An unlidded pine coffin leaned against the commissary's back wall, the deceased propped up inside. A placard bearing the words REST IN PEACE had been placed on the coffin's squared head, but the corpse's tight-shouldered rigidity belied the notion, as if even in death Ledbetter anticipated another falling tree. Frizzell squeezed the shutter release. On one side of the coffin was a haggard woman Pemberton assumed was Ledbetter's wife, beside her a boy of six or seven. As soon as a click confirmed the picture taken, two sawyers came forward and placed the lid on the coffin, entombing Ledbetter in the very thing that had killed him.
"Where's my wife?" Pemberton asked Campbell.

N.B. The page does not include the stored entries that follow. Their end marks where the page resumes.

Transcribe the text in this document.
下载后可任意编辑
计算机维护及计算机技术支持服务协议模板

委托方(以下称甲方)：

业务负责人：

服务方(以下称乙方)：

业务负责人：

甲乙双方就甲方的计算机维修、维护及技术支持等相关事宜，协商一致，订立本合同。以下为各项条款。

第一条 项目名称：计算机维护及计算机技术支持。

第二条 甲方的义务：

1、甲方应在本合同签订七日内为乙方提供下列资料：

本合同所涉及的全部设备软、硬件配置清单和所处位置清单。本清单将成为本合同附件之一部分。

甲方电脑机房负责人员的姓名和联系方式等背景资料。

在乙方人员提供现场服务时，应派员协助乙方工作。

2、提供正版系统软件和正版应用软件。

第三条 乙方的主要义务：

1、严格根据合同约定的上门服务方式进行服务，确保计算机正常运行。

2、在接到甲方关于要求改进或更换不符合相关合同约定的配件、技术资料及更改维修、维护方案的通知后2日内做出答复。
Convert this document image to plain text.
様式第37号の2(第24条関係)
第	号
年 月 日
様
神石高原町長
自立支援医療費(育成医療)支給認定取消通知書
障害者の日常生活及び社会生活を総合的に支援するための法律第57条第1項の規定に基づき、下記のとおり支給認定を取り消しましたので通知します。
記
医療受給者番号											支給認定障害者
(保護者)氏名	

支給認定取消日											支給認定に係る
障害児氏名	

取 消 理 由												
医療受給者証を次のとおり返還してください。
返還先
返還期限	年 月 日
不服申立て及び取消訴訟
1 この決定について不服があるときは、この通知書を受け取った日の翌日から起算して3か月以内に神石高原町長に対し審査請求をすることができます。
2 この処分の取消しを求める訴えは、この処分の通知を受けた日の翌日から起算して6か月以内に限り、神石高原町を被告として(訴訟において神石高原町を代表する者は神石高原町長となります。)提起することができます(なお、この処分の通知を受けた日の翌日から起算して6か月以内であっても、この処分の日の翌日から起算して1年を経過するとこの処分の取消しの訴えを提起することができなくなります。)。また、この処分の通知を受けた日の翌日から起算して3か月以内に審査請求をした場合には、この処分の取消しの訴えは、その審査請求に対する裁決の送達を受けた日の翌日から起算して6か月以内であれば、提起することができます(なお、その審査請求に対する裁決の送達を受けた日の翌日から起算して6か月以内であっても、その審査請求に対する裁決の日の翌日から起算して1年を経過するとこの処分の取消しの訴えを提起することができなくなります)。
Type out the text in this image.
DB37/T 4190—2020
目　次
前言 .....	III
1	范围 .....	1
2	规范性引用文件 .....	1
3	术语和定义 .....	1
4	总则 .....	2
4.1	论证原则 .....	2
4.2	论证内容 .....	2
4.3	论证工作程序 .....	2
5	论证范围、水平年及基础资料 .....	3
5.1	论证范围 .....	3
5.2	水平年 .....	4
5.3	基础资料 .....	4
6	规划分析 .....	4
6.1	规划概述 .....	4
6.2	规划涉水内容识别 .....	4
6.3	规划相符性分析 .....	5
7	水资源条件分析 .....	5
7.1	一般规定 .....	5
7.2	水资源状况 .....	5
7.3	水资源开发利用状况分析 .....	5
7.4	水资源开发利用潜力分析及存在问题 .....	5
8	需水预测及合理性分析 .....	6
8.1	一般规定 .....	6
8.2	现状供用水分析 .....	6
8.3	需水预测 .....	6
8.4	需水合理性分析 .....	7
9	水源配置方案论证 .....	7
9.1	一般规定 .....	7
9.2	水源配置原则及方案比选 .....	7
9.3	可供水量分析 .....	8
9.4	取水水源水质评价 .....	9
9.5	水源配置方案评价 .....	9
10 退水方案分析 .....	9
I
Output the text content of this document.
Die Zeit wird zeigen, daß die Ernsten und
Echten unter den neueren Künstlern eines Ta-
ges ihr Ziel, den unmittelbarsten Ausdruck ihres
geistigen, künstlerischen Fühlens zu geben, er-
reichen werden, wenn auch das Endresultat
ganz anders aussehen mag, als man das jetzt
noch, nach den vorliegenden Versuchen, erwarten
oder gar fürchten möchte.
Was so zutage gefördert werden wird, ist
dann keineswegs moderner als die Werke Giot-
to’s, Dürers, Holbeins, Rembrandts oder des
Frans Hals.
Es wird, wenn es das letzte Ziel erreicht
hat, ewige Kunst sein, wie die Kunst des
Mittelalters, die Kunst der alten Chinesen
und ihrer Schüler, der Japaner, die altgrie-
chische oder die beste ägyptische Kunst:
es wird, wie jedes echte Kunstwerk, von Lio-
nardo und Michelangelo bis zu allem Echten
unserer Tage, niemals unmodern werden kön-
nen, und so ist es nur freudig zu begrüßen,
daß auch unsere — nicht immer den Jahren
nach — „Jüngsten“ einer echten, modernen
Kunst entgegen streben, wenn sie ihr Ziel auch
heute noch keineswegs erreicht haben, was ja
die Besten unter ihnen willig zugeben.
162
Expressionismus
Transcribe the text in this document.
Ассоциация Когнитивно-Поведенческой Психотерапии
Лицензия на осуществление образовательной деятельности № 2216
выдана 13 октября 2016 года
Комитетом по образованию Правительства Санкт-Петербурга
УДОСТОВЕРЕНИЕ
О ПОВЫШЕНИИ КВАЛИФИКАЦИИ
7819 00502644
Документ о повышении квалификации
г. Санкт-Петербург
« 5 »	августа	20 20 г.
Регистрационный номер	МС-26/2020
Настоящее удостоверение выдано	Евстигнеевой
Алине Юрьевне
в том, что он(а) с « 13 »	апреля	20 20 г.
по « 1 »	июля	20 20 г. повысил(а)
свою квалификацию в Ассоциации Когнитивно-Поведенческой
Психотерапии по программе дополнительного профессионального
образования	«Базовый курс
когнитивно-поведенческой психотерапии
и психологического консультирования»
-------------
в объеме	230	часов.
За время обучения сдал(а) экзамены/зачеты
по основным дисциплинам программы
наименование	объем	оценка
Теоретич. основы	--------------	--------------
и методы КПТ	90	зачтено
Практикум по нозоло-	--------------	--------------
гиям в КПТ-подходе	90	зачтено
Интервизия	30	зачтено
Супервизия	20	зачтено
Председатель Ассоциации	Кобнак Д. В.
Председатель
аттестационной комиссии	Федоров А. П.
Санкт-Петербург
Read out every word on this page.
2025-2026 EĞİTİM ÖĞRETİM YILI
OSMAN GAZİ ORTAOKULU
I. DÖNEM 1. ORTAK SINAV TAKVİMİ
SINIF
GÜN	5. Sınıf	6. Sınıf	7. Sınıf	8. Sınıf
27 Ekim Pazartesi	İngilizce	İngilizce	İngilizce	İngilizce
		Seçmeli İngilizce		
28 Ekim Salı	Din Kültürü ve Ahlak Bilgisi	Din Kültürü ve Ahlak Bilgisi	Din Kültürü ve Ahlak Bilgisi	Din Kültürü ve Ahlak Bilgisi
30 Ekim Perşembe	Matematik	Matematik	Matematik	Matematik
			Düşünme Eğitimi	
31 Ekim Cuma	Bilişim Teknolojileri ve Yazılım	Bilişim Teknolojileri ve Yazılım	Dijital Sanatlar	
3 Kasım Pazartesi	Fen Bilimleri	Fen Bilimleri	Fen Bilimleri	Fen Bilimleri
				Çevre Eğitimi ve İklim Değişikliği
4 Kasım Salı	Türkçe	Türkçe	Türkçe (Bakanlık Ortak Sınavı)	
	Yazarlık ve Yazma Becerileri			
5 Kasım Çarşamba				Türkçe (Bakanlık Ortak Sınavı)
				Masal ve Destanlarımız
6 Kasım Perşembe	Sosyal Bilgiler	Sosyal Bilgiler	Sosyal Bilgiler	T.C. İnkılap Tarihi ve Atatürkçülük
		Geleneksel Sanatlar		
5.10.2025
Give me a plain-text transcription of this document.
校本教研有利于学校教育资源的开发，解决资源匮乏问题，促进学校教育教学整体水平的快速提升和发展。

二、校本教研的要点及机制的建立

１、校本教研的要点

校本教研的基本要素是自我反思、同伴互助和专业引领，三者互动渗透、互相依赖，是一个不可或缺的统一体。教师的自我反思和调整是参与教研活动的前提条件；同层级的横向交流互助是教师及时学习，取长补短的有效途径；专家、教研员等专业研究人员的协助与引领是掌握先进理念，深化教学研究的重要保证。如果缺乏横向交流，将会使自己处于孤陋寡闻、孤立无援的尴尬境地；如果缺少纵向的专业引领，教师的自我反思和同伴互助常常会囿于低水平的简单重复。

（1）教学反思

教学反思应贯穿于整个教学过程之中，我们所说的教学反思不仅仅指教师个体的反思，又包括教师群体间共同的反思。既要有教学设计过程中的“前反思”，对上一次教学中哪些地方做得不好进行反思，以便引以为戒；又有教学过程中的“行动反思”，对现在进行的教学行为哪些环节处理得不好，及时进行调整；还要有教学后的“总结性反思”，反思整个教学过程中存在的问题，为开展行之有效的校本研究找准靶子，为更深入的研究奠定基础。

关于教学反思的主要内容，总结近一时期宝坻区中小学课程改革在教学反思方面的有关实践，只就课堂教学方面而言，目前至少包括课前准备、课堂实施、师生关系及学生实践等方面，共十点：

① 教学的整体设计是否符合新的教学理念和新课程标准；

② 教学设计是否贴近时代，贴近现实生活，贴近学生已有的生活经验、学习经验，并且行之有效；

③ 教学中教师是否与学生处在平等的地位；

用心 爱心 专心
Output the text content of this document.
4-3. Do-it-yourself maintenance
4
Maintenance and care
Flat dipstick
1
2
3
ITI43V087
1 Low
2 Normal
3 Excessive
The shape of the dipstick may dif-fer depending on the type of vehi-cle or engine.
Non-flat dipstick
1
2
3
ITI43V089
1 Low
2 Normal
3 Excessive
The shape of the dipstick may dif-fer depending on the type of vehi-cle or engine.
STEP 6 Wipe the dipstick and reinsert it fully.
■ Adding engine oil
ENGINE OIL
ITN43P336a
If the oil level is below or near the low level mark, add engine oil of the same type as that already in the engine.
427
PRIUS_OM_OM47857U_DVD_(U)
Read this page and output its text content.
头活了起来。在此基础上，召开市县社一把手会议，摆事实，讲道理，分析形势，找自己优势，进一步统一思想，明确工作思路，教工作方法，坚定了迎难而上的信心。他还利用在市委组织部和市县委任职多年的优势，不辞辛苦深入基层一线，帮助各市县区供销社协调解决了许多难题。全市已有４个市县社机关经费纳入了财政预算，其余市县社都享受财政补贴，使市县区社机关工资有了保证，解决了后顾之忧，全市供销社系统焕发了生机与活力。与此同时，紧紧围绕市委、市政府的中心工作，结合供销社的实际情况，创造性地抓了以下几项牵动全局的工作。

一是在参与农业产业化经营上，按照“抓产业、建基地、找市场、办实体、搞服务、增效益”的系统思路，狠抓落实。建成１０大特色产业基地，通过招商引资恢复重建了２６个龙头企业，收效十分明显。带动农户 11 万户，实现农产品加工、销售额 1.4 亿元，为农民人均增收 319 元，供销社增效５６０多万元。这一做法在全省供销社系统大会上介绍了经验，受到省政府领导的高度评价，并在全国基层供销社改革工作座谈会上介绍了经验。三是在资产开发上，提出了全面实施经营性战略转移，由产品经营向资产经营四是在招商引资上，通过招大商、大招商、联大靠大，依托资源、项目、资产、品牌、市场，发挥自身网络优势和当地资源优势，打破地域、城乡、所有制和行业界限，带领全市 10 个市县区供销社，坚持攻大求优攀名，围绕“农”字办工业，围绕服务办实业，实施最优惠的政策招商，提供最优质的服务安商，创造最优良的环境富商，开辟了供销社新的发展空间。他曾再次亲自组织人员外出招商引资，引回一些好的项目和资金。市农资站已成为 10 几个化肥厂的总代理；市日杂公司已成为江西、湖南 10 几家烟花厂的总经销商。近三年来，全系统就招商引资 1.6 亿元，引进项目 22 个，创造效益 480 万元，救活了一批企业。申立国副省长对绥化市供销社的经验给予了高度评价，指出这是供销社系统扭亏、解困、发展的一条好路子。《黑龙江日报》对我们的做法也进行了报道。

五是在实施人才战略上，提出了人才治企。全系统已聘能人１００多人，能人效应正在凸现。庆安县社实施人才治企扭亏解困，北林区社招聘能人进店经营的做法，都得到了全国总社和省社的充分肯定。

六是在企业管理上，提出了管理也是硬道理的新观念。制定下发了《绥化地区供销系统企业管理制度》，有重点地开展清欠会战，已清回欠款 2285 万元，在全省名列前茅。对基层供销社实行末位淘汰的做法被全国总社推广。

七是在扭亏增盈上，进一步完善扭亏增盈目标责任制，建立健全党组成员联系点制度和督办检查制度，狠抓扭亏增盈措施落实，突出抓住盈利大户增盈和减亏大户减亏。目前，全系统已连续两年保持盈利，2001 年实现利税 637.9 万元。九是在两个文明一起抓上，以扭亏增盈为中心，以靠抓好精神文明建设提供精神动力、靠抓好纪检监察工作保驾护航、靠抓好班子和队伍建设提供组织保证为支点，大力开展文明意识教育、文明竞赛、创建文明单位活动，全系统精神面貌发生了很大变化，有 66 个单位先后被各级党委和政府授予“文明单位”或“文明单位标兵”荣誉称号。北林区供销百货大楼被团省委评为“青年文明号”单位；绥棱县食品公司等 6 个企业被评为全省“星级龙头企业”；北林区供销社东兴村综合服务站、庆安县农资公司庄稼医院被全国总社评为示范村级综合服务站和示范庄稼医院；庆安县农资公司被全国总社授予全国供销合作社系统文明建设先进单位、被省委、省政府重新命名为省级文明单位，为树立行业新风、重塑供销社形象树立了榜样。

Campbell nodded toward Noland Mountain.
"She's up there with the eagle."
The photographer emerged from beneath the cloth, eyes blinking in the mid-afternoon light. He slid the negative into its protective metal sleeve, then went to his truck and took out a wicker fishing creel he slung over his shoulder before procuring another plate. Frizzell inserted the new plate before lifting the camera and tripod into his arms and making awkward sidling movements toward the dining hall where Reverend Bolick's congregation had taken advantage of the warm day and brought tables from the dining hall for an after-service meal. The food had been eaten and the tables cleared, but many of the congregants lingered. The women wore cheap cotton-print dresses, the men rumpled white dress shirts and trousers, a few in threadbare coats. The children were arrayed in everything from cheap bright dresses to jumpers fashioned out of burlap potato sacks.